The good news first, then, is that Hitchcock/Truffaut is not, in fact, trying to add anything. The film sets its sights much lower than that, and ends up aiming at probably the best single target that a documentary about a specific filmmaker's technique could ever select. Basically, we have here a collection of some of the most important (often the most famous, sometimes not) observations and analyses about Hitchcock's films, themes, and techniques, which are applied in real time to the sequences in questions. The key shot from Notorious is dissected while we watch it play out. The shower scene from Psycho, the same. The makeover scene from Vertigo, ditto.

It occurred to me only while watching the film, that for all I've ready minute discussions of these moments, I've never done so in tandem with watching them play out. This is the casual brilliance of Hitchcock/Truffaut: it functions as an academic audio commentary for whole bunch of films all at once and provides a potted summary of Hitchcock's career simultaneously. It's like getting the greatest hits of the discussion section from a college course on the director bound in a tidy 79-minute package, as led by a uniquely enthusiastic instructor.

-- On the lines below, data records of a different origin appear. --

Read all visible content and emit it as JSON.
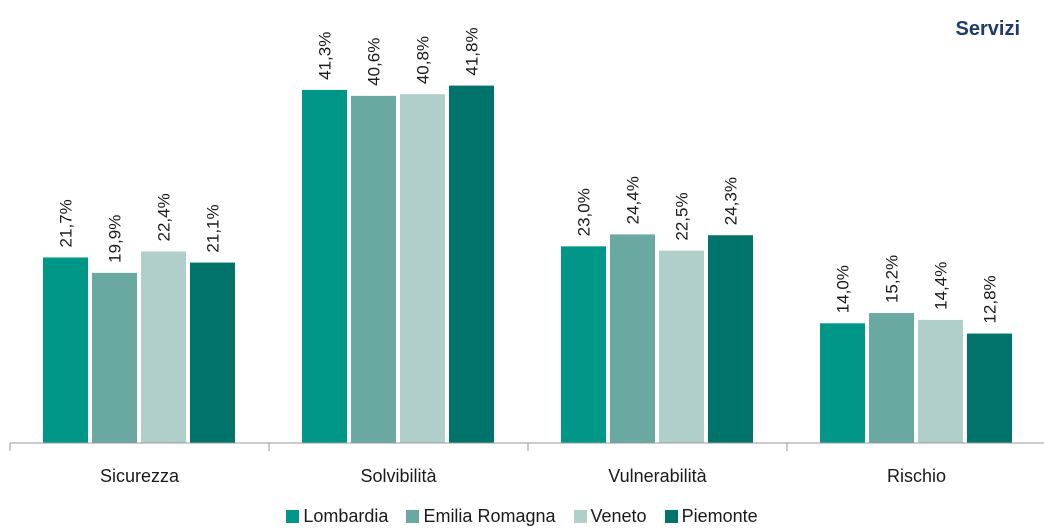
{
  "title": "Servizi",
  "title_color": "#1f3a6b",
  "chart_data": {
    "type": "bar",
    "title": "Servizi",
    "categories": [
      "Sicurezza",
      "Solvibilità",
      "Vulnerabilità",
      "Rischio"
    ],
    "series": [
      {
        "name": "Lombardia",
        "color": "#009688",
        "values": [
          21.7,
          41.3,
          23.0,
          14.0
        ],
        "labels": [
          "21,7%",
          "41,3%",
          "23,0%",
          "14,0%"
        ]
      },
      {
        "name": "Emilia Romagna",
        "color": "#6aa9a2",
        "values": [
          19.9,
          40.6,
          24.4,
          15.2
        ],
        "labels": [
          "19,9%",
          "40,6%",
          "24,4%",
          "15,2%"
        ]
      },
      {
        "name": "Veneto",
        "color": "#b0cfcb",
        "values": [
          22.4,
          40.8,
          22.5,
          14.4
        ],
        "labels": [
          "22,4%",
          "40,8%",
          "22,5%",
          "14,4%"
        ]
      },
      {
        "name": "Piemonte",
        "color": "#00736a",
        "values": [
          21.1,
          41.8,
          24.3,
          12.8
        ],
        "labels": [
          "21,1%",
          "41,8%",
          "24,3%",
          "12,8%"
        ]
      }
    ],
    "ylim": [
      0,
      50
    ],
    "grid": false,
    "legend_position": "bottom"
  }
}
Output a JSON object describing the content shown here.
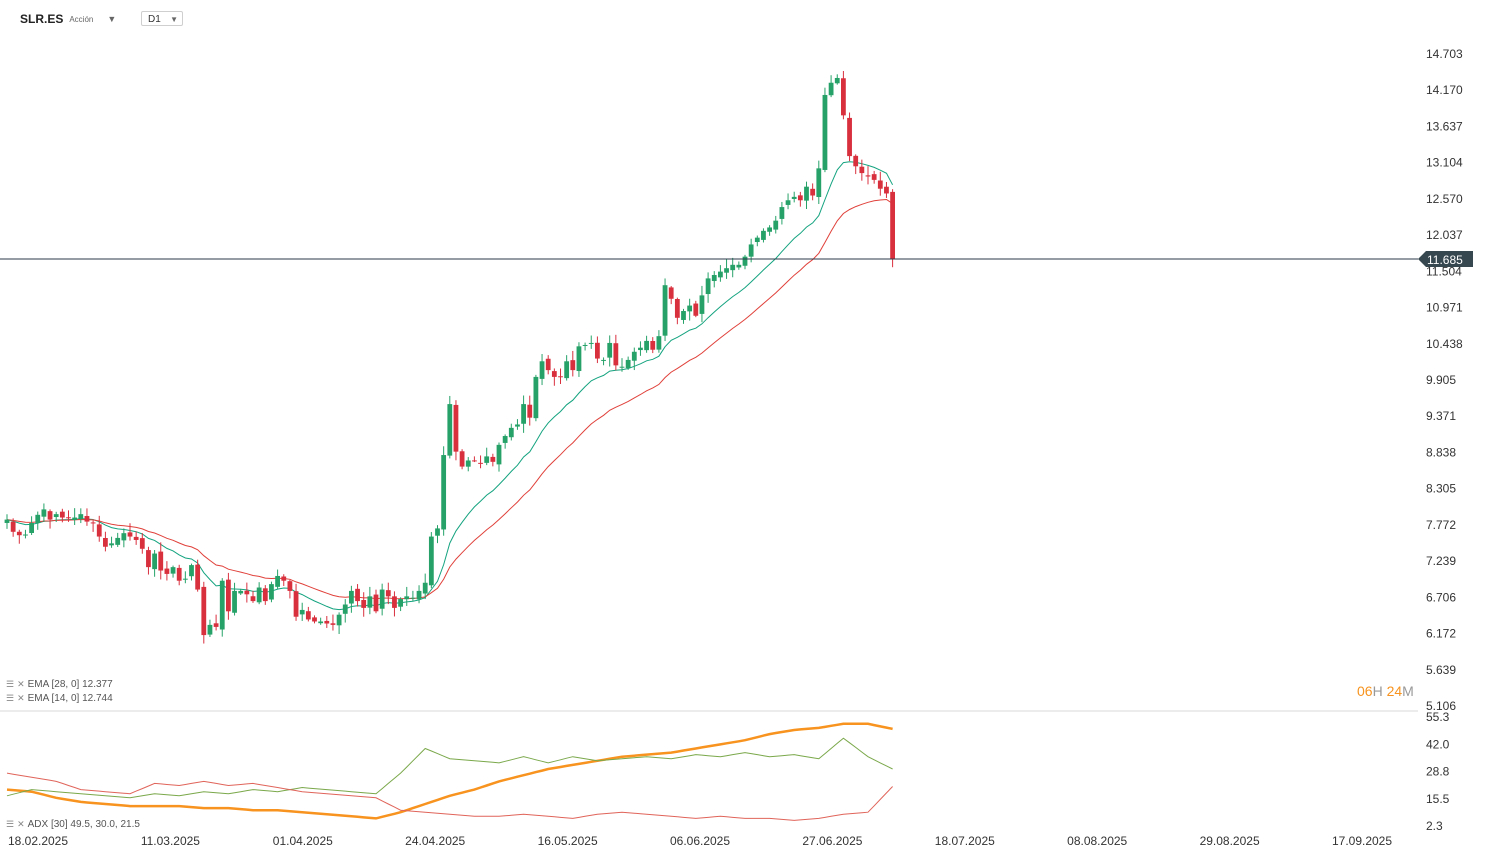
{
  "header": {
    "symbol": "SLR.ES",
    "type": "Acción",
    "timeframe": "D1"
  },
  "legend": {
    "ema28": "EMA [28, 0] 12.377",
    "ema14": "EMA [14, 0] 12.744",
    "adx": "ADX [30] 49.5, 30.0, 21.5"
  },
  "timer": {
    "hours": "06",
    "h_unit": "H",
    "minutes": "24",
    "m_unit": "M"
  },
  "colors": {
    "up": "#26a269",
    "down": "#d9303e",
    "ema14": "#14a37f",
    "ema28": "#e0403a",
    "adx": "#f7931e",
    "di_plus": "#7aa84a",
    "di_minus": "#e0645a"
  },
  "icons": [
    "lines-icon",
    "close-icon",
    "caret-down-icon"
  ],
  "chart_data": [
    {
      "type": "candlestick",
      "symbol": "SLR.ES",
      "y_ticks": [
        "14.703",
        "14.170",
        "13.637",
        "13.104",
        "12.570",
        "12.037",
        "11.504",
        "10.971",
        "10.438",
        "9.905",
        "9.371",
        "8.838",
        "8.305",
        "7.772",
        "7.239",
        "6.706",
        "6.172",
        "5.639",
        "5.106"
      ],
      "ylim": [
        5.106,
        15.0
      ],
      "current_price": "11.685",
      "x_ticks": [
        "18.02.2025",
        "11.03.2025",
        "01.04.2025",
        "24.04.2025",
        "16.05.2025",
        "06.06.2025",
        "27.06.2025",
        "18.07.2025",
        "08.08.2025",
        "29.08.2025",
        "17.09.2025"
      ],
      "closes": [
        7.85,
        7.67,
        7.62,
        7.63,
        7.8,
        7.92,
        8.0,
        7.85,
        7.93,
        7.88,
        7.87,
        7.88,
        7.93,
        7.82,
        7.8,
        7.6,
        7.45,
        7.5,
        7.58,
        7.65,
        7.6,
        7.55,
        7.42,
        7.15,
        7.35,
        7.1,
        7.05,
        7.15,
        6.95,
        6.98,
        7.18,
        6.82,
        6.15,
        6.3,
        6.27,
        6.95,
        6.5,
        6.8,
        6.8,
        6.75,
        6.65,
        6.85,
        6.65,
        6.9,
        7.02,
        6.95,
        6.8,
        6.42,
        6.52,
        6.38,
        6.35,
        6.35,
        6.32,
        6.3,
        6.45,
        6.6,
        6.8,
        6.65,
        6.55,
        6.72,
        6.5,
        6.82,
        6.72,
        6.55,
        6.68,
        6.72,
        6.7,
        6.8,
        6.92,
        7.6,
        7.72,
        8.8,
        9.55,
        8.85,
        8.63,
        8.72,
        8.72,
        8.68,
        8.78,
        8.7,
        8.95,
        9.08,
        9.2,
        9.25,
        9.55,
        9.35,
        9.95,
        10.18,
        10.05,
        9.95,
        9.95,
        10.18,
        10.05,
        10.4,
        10.42,
        10.45,
        10.22,
        10.2,
        10.45,
        10.12,
        10.1,
        10.2,
        10.32,
        10.38,
        10.48,
        10.35,
        10.55,
        11.3,
        11.1,
        10.82,
        10.92,
        11.0,
        10.85,
        11.15,
        11.4,
        11.45,
        11.5,
        11.55,
        11.6,
        11.6,
        11.72,
        11.9,
        12.0,
        12.1,
        12.15,
        12.25,
        12.45,
        12.55,
        12.6,
        12.55,
        12.75,
        12.62,
        13.02,
        14.1,
        14.28,
        14.35,
        13.8,
        13.2,
        13.05,
        12.95,
        12.9,
        12.85,
        12.72,
        12.65,
        11.68
      ],
      "series": [
        {
          "name": "EMA [28, 0] 12.377",
          "last_value": 12.377
        },
        {
          "name": "EMA [14, 0] 12.744",
          "last_value": 12.744
        }
      ]
    },
    {
      "type": "line",
      "name": "ADX [30] 49.5, 30.0, 21.5",
      "y_ticks": [
        "55.3",
        "42.0",
        "28.8",
        "15.5",
        "2.3"
      ],
      "ylim": [
        2.3,
        55.3
      ],
      "series": [
        {
          "name": "ADX",
          "last_value": 49.5
        },
        {
          "name": "+DI",
          "last_value": 30.0
        },
        {
          "name": "-DI",
          "last_value": 21.5
        }
      ]
    }
  ]
}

As a result, the film serves two primary functions, that I can tell: first, it provides a pitch-perfect starter guide to what you should think about when watching Hitchcock films. While it's possibly unlikely that anybody would find their way to this documentary without having at least some familiarity with the Hitchcock canon, for that theoretical neophyte, this is exactly the cheat sheet I'd want them to have in hand. The other function is to slap a fresh coat of paint on the overfamiliar key moments throughout Hithcock's career in sound cinema (it generously recaps everything from The Lady Vanishes to Family Plot, not always stressing what you'd expect - North by Northwest, for example, is largely glossed over), reminding even the most bored viewer of just how creative the director's work was relative to everything being produced around it. It's a high-impact argument in favor of Hitchcock as a one-of-a-kind formal genius, one that made me, at least, more eager to revisit his films than I have been in a very long time. It's not in-depth criticism, but as an unabashedly fannish appreciation of a genius, it's pretty infectious and great.